Last year One Community Transport provided a service, free of charge to the user, which carried some respectable loads. They did a good job, but perhaps they suffered from not being seen as an established bus operator and awareness of the service was not as great as it could have been.

Nevertheless they put a huge amount of effort into making the route work, for which they deserve high commendation, and this has helped paved the way for this year’s development.

Although we will be charging fares, we hope that many more people will take advantage of the service as we are able to spread the word much more widely through our established publicity network, and of course Marwell and Three Rivers will be able to open up many other promotional avenues.

On the subject of marketing I’m not sure if our contacts at Marwell were amused or bemused when I pointed out that a number of our staff like dressing up, and will be quite happy to parade the streets in animal costumes for a few days before the launch!
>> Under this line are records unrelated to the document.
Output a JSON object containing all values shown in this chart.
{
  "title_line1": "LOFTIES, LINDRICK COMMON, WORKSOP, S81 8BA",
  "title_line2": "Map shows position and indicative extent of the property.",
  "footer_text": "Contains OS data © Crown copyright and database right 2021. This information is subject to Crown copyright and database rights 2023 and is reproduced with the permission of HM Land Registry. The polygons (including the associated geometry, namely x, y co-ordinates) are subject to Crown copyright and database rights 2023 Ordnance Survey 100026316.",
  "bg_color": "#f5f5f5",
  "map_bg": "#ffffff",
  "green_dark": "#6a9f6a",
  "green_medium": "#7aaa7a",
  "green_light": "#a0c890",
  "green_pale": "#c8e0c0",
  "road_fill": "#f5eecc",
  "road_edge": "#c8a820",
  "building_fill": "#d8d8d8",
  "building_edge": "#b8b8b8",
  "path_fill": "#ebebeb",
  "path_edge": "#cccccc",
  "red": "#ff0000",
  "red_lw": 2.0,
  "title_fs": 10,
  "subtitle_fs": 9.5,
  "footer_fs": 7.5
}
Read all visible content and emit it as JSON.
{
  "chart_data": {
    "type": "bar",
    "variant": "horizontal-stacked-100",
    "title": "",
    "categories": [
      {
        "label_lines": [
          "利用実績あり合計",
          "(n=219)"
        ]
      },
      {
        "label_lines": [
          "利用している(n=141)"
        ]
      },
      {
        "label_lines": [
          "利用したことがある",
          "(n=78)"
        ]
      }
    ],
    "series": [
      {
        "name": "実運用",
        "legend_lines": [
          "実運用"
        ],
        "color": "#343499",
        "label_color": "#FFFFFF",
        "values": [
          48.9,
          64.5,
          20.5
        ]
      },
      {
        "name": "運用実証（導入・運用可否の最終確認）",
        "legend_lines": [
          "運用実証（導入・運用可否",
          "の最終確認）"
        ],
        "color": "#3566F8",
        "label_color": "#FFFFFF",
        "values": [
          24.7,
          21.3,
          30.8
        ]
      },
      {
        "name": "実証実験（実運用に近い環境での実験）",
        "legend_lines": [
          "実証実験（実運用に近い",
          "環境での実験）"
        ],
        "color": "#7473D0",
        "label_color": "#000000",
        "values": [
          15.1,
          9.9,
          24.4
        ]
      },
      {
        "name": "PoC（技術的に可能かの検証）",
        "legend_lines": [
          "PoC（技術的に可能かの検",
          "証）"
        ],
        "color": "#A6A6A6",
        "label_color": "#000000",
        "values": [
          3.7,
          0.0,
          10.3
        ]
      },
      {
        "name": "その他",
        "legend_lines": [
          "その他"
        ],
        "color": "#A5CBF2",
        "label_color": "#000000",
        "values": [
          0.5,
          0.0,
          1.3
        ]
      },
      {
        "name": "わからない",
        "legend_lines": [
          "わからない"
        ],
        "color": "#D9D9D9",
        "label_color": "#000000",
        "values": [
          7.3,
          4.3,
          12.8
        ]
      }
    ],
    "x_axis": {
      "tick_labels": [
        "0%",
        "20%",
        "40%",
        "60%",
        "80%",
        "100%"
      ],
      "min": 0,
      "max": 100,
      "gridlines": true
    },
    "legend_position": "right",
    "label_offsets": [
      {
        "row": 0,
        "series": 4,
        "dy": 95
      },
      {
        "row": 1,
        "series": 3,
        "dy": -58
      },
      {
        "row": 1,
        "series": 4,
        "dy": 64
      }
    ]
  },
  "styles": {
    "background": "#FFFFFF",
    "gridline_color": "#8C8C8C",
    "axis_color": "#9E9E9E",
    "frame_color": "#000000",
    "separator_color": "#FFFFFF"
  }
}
The big excitement at Marwell this spring is the opening of their new cheetah enclosure, so we need to find Karl a cheetah costume by early April. Any suggestions gratefully received!

Obviously it would be ideal if the route could also run on weekdays, especially during school holidays, but this is a bit beyond everyone’s budget for the moment. However, the advantage of routes that appeal mostly to discretionary users is that you can quickly get into a virtuous circle of increasing patronage bringing improved service leves, which in turn generates more patronage which in turn leads to even more service improvements and so on.

The highest profile example of this must be Coasthopper – a wildly successful partnership between Norfolk Green and Norfolk County Council, and although we are working on a much smaller scale it shows what can be done. With the benefit of the funding as a safety net, we see this year’s service as a starting point from which we can move forward in future years.

My own attitude to this project is helped by the fact that I love going to meetings at Marwell. ‘Reception’ is effectively the admission desk, and the offices are at the other end of the park.

It is the only place I have ever attended a meeting where the directions to the meeting room have included the instruction, “turn left at the rhinos!”